Cantaloupe: A quarter of a delicious melon supplies almost as much vitamin A and C as most people need in an entire day.

Sweet Potatoes: A nutritional All-Star, one of the best vegetables you can eat. They are loaded with carotenoids, vitamin C, potassium, and fiber. Mix in unsweetened applesauce or crushed pineapple for extra moisture and sweetness.

Organic Fat-free (Skim) Milk: Excellent source of calcium, vitamins, and protein, with little or no artery-clogging fat and cholesterol.

Blueberries: They are rich in fiber, vitamin C, and antioxidants. In fact, blueberries rate as the most antioxidant food you can consume! So eat up!

Oranges: Great-tasting and rich in vitamin C, folic acid, and fiber.

Broccoli: Lots of vitamin C, carotenoids, and folic acid.

Whole-Grain Bread: It is higher in fiber and has about a dozen vitamins and minerals than enriched white bread or enriched wheat bread.

Watermelon: Excellent source of vitamin C and carotenoids and it tastes great!
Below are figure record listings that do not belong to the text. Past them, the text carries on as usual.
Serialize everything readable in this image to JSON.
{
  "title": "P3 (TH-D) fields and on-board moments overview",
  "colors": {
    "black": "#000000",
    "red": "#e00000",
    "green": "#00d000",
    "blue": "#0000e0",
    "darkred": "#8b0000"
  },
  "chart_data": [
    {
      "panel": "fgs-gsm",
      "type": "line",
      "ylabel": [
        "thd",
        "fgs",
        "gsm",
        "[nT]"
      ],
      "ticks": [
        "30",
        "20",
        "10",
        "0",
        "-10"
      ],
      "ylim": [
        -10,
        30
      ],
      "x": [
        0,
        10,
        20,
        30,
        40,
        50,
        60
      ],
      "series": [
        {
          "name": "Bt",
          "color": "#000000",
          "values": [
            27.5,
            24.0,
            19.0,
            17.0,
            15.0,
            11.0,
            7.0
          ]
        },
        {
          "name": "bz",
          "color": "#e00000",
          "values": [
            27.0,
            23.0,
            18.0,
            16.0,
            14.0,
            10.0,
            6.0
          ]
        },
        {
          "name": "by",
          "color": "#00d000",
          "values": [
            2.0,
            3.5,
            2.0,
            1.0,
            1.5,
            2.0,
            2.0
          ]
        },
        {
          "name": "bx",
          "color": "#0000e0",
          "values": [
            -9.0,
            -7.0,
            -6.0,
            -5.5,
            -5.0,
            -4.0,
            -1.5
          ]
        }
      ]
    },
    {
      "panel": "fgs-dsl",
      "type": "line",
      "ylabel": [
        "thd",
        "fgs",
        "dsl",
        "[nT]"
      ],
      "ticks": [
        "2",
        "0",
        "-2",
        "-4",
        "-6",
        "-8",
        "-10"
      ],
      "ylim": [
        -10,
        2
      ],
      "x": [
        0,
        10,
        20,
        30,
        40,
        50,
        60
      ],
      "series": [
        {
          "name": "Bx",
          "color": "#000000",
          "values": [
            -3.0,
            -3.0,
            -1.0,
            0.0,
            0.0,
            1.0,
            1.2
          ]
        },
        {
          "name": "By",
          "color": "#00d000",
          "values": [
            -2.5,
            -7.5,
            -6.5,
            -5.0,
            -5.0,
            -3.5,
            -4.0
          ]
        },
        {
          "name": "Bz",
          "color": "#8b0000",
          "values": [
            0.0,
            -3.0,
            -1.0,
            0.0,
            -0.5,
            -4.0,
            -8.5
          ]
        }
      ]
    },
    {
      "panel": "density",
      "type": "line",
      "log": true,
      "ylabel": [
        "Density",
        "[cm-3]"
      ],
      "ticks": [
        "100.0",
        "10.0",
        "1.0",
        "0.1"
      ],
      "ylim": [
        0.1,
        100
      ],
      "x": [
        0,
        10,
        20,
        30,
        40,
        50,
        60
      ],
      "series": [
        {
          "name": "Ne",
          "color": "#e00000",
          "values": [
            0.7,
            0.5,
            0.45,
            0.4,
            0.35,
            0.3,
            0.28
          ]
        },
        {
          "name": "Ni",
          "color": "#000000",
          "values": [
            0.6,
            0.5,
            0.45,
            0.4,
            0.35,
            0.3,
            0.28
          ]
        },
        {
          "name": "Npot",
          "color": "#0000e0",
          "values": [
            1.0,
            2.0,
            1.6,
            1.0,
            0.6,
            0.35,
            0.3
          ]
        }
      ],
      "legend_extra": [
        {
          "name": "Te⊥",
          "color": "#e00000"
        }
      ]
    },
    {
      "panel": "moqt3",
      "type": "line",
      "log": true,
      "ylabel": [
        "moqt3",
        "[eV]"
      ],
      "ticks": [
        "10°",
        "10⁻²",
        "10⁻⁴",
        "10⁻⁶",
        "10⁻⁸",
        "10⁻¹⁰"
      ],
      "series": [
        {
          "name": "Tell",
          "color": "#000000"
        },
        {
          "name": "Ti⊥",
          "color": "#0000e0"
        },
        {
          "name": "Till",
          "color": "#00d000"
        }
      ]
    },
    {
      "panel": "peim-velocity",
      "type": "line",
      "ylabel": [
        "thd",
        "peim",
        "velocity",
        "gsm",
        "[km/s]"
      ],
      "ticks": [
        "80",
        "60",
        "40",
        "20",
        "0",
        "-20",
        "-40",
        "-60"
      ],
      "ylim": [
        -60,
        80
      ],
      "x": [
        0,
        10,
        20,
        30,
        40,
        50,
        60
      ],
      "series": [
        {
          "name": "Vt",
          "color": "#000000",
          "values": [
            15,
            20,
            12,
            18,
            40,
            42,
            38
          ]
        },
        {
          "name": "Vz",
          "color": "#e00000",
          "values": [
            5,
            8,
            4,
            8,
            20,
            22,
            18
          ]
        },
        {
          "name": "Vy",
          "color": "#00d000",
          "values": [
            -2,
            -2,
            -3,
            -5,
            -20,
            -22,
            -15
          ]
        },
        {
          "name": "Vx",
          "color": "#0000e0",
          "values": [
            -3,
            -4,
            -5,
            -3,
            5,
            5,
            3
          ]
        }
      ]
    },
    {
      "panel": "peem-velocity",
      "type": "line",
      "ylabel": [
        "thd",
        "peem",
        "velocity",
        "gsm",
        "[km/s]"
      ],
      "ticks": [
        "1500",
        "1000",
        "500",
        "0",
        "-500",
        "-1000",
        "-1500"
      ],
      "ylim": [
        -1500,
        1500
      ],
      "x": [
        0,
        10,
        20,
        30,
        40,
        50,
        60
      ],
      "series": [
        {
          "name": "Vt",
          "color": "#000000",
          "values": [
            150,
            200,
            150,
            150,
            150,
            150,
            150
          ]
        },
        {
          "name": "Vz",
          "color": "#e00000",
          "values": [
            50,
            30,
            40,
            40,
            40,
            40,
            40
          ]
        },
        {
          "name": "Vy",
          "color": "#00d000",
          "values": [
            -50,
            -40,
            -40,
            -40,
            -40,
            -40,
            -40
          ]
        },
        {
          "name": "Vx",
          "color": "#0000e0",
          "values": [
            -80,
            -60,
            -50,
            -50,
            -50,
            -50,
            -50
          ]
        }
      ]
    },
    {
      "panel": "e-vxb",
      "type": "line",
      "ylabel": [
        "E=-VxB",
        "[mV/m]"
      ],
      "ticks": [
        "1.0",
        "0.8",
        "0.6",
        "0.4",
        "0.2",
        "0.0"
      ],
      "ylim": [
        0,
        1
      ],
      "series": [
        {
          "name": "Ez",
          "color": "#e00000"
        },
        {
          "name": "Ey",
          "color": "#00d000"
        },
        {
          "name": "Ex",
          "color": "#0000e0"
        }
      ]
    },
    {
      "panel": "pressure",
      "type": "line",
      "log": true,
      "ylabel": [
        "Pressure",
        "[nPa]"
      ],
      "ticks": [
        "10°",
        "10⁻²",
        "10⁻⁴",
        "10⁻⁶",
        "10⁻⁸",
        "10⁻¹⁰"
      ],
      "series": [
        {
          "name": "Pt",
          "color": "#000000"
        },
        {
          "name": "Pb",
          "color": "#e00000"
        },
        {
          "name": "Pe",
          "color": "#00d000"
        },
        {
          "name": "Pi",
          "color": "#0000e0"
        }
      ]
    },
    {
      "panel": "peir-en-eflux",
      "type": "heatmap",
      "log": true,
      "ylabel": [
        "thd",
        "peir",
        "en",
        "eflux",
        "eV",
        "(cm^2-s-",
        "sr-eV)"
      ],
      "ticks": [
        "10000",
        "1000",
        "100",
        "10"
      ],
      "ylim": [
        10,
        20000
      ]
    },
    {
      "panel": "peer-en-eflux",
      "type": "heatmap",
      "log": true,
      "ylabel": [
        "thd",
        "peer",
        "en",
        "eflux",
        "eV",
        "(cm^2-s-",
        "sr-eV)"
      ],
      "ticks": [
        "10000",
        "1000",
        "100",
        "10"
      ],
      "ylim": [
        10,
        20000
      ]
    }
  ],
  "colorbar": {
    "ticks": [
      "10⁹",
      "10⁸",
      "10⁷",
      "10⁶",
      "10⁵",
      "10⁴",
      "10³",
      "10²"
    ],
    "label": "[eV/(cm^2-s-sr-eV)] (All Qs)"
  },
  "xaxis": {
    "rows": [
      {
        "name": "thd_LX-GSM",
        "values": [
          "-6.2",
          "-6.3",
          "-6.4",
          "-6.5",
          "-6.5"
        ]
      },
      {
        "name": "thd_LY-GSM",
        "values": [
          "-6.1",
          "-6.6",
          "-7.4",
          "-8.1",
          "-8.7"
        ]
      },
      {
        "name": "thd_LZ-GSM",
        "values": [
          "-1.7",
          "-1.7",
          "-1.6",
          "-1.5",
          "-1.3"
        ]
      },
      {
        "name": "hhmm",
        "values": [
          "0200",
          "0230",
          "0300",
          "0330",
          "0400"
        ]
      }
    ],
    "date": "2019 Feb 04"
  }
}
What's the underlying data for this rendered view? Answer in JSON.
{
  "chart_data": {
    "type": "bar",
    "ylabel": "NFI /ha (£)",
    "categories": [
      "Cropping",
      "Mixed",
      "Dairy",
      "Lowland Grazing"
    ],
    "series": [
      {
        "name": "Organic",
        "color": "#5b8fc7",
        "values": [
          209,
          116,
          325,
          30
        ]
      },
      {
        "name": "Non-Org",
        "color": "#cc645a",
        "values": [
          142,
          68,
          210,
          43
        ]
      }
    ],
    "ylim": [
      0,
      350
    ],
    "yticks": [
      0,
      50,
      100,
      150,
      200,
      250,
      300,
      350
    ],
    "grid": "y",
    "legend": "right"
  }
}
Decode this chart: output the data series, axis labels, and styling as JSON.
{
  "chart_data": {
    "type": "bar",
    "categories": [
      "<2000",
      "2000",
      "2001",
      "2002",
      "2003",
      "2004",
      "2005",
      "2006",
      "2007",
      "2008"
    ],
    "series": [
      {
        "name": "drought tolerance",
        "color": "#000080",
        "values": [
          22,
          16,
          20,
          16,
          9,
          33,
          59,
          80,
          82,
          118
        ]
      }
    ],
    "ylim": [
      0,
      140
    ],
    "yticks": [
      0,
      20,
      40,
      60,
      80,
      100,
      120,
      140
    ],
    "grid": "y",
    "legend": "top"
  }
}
Perfect for a snack, dessert, or picnics.

Beans: Inexpensive, low in fat, and rich in protein, iron, folic acid, and fiber. Choose garbanzo, pinto, black, navy, kidney, or lentils. Eat them as a side dish or snack, in a tortilla with salsa, or in soup or salad.

Spinach or Kale: Loaded with vitamin C, carotenoids, calcium, and fiber. Steam them and eat them.